This past Monday night, at our Life Group, we had a discussion about how we handle stress and conflict in our lives. The question was asked, “When stressful situations arise, do you handle lead with emotion or fact?” Our group is pretty much evenly divided and interestingly enough, as couples, we tend to balance each other out. In our home, Dan is much more rational than I am. He is a “Here are the facts, now we need a plan and we need to work the plan” kind of person. My usual response is “OH MY GOODNESS! The world is ending and we are ending and everything is ending and I may as well just forget about anything ever being the way it’s supposed to be ever again.” ( Dan loves this part of me. Really.)
One of the men in the group said something that resonated with me. I’ll paraphrase because it was five days ago and I’m old and can’t remember stuff, but basically, he said this. “I’m pretty rational. But sometimes, when things happen, you just need five minutes to be really mad and yell at God and stomp your feet about it all…and then you move on and get down to the business of handling it.”
Five minutes. It doesn’t sound like a lot, but in the midst of a stressful situation, it can be a lifetime. As I was pondering this “Five-minute” thought, it came up again, in a totally different place. I told you last week that I’m part of the Launch Team for a new book that is coming out in June. The author is someone I admire greatly, and her book is just the most amazing thing (Seriously–you all need to order it RIGHT AWAY. As soon as I tell you what it is…next month.)

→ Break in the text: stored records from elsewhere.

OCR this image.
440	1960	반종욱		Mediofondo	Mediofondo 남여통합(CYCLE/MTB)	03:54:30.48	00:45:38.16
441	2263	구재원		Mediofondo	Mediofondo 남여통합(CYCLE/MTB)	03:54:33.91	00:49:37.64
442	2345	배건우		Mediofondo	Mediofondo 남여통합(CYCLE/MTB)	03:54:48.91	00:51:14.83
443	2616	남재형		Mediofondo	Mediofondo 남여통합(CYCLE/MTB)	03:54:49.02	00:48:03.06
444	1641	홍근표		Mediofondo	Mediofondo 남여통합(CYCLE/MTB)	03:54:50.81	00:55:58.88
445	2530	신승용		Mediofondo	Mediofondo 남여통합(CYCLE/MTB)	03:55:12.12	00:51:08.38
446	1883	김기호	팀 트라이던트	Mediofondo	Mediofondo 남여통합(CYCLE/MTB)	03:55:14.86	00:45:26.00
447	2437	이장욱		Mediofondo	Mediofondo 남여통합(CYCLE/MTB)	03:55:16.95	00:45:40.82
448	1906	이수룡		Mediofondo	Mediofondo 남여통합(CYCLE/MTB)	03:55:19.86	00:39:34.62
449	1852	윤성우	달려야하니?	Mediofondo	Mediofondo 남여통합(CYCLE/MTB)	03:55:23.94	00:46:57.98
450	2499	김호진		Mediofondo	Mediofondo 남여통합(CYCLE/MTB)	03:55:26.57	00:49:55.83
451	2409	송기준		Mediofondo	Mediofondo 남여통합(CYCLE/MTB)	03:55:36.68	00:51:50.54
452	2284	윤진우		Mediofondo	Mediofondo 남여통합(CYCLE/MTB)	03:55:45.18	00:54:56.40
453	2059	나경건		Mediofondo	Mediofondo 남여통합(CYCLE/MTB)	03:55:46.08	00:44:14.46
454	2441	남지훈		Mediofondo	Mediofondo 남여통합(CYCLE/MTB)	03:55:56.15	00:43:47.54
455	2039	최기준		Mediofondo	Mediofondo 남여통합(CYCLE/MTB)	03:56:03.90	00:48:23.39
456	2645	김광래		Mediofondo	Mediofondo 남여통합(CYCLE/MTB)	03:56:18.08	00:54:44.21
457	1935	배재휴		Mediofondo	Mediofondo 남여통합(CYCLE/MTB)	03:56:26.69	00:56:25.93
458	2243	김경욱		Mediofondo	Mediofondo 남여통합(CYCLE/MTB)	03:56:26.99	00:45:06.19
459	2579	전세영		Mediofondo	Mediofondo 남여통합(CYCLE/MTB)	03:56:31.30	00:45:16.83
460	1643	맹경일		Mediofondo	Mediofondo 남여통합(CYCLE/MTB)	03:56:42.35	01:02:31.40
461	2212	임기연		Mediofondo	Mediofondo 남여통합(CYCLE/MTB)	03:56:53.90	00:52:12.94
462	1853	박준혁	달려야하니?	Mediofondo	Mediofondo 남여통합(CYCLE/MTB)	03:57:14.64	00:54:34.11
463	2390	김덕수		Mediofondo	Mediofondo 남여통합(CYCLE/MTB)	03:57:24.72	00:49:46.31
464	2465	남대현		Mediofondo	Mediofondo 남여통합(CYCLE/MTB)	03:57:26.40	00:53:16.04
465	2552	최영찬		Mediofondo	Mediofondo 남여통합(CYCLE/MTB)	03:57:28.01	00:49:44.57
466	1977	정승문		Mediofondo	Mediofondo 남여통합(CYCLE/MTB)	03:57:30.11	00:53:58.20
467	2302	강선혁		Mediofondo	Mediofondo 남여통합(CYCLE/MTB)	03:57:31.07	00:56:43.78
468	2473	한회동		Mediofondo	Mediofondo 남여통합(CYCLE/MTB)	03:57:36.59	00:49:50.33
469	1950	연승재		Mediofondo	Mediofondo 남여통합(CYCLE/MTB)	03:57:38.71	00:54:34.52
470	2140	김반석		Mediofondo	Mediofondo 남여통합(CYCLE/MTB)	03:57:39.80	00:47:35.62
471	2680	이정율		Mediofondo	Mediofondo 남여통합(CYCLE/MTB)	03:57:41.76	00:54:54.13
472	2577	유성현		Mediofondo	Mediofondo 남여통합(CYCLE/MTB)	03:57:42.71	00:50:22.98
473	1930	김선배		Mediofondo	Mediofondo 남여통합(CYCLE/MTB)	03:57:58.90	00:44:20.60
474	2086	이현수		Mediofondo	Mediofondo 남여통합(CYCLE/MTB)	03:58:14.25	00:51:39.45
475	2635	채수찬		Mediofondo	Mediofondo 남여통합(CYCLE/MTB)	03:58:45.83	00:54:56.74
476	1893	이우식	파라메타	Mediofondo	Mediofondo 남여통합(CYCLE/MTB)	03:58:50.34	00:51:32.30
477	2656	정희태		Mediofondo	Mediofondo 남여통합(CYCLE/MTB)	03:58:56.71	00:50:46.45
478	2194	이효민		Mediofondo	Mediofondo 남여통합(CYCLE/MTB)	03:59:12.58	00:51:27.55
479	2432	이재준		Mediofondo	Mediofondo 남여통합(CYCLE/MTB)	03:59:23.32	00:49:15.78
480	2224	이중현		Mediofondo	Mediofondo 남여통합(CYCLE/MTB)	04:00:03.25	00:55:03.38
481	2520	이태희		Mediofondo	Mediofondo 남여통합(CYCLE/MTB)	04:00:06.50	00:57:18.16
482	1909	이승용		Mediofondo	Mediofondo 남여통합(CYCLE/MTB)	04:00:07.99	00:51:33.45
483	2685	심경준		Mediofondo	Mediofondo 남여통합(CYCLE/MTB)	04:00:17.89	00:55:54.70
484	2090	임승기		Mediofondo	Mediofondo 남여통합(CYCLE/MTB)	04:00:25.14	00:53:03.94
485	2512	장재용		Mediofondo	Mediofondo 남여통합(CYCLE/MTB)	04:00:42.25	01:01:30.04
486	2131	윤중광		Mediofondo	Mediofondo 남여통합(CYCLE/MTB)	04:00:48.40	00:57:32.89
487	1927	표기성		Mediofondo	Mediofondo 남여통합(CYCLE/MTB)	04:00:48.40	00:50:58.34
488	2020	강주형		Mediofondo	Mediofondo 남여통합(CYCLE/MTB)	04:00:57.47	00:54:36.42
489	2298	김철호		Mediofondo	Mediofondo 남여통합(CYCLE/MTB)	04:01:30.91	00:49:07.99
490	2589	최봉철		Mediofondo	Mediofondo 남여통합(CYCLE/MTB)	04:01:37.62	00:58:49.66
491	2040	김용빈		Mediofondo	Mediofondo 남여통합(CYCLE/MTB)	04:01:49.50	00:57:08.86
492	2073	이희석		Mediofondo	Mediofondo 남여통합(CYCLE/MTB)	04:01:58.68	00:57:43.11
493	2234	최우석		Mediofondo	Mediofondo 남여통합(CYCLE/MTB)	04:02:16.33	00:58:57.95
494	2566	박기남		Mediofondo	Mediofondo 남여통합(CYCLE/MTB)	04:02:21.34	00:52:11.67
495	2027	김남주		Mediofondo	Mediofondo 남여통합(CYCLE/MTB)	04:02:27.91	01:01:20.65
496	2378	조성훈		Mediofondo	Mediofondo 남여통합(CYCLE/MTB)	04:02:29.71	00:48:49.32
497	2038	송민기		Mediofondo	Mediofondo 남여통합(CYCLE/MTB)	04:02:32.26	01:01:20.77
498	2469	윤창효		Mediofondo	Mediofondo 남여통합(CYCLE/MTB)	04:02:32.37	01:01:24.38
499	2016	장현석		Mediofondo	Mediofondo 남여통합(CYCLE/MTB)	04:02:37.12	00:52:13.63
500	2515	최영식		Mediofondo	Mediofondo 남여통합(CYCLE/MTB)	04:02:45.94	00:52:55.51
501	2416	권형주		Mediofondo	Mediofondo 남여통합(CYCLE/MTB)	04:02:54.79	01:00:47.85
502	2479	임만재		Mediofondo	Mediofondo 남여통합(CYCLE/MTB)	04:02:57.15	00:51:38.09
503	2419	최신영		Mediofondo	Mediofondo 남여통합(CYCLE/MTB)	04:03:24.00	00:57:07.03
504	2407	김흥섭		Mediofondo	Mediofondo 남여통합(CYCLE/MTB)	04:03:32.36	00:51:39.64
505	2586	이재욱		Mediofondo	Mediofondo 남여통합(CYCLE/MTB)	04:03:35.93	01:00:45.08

She was talking about how her son is now playing tackle football. She asked him how he wanted her to handle it if he gets hurt and goes down on the field. He said “Here’s what you should do. If I go down, I’d like for you to take out your phone and set a timer for five minutes. You have to promise that you won’t stop onto the field until those five minutes are up. If five minutes go by and no one has helped me yet, then you can quietly let my coach know.” The Five-minute thought again. (And I should mention that this came from a 12-year-old. Please join me in being gobsmacked at his wisdom.)
Same amount of time–two different approaches. The “yell-and-stomp” approach and the “sit-and-wait” approach. What they have in common is this–it’s a controlled response for a set amount of time. For the “yell-and-stomp” approach, you get to react how you need to react because your feelings are your feelings and they are valid…but they cannot control this situation. By putting a five-minute “cap” on the crazy, you are setting a limit for yourself. I’m the “worst-case scenario” girl. I can go from calm to catastrophe in nanoseconds…and it’s VERY HARD (If not almost impossible) for me to reign myself in once I’ve ramped it up. I’m wondering if giving myself a set amount of time to lose my mind, instead of it being an open-ended response, might be the ticket to getting me to be able to handle things better.
On the other side, we have the “sit-and-wait” approach. Five minutes before you can react. Five minutes to see if there is even a crisis before you react in a panic. Five minutes to see if the situation will resolve itself…or at least make itself clearer. One of the problems with having “complete panic” as my default mode is that before I even fully understand what’s happening, I’ve already gotten myself into such a state that I can’t see the forest for the trees. Setting the timer on my phone and forcing myself to wait until it goes off could be what helps me get a better idea of what’s actually happening.
Could the two be used together? I think so. Set the timer for five minutes. Get a handle on the situation. And when it goes off, if you need to have a five-minute yell-and-stomp session…well at least you know what you’re yelling-and-stomping about. But again–set the timer. Put an end on it or before you know it you’ll be off the rails and won’t be able to handle anything.
My author-friend also suggests having a plan BEFORE the crisis. If you know yourself, and you know that panic is your default (I’m talking to myself here) then having a plan in place before the crisis can help your respond better. And remember–sometimes, there is no time for a five-minute time-out or a five-minute yell-and-stomp session. Sometimes, you need to act. Be bold. Do so with confidence. You’ve got the Creator of the whole universe in your corner. You can do this.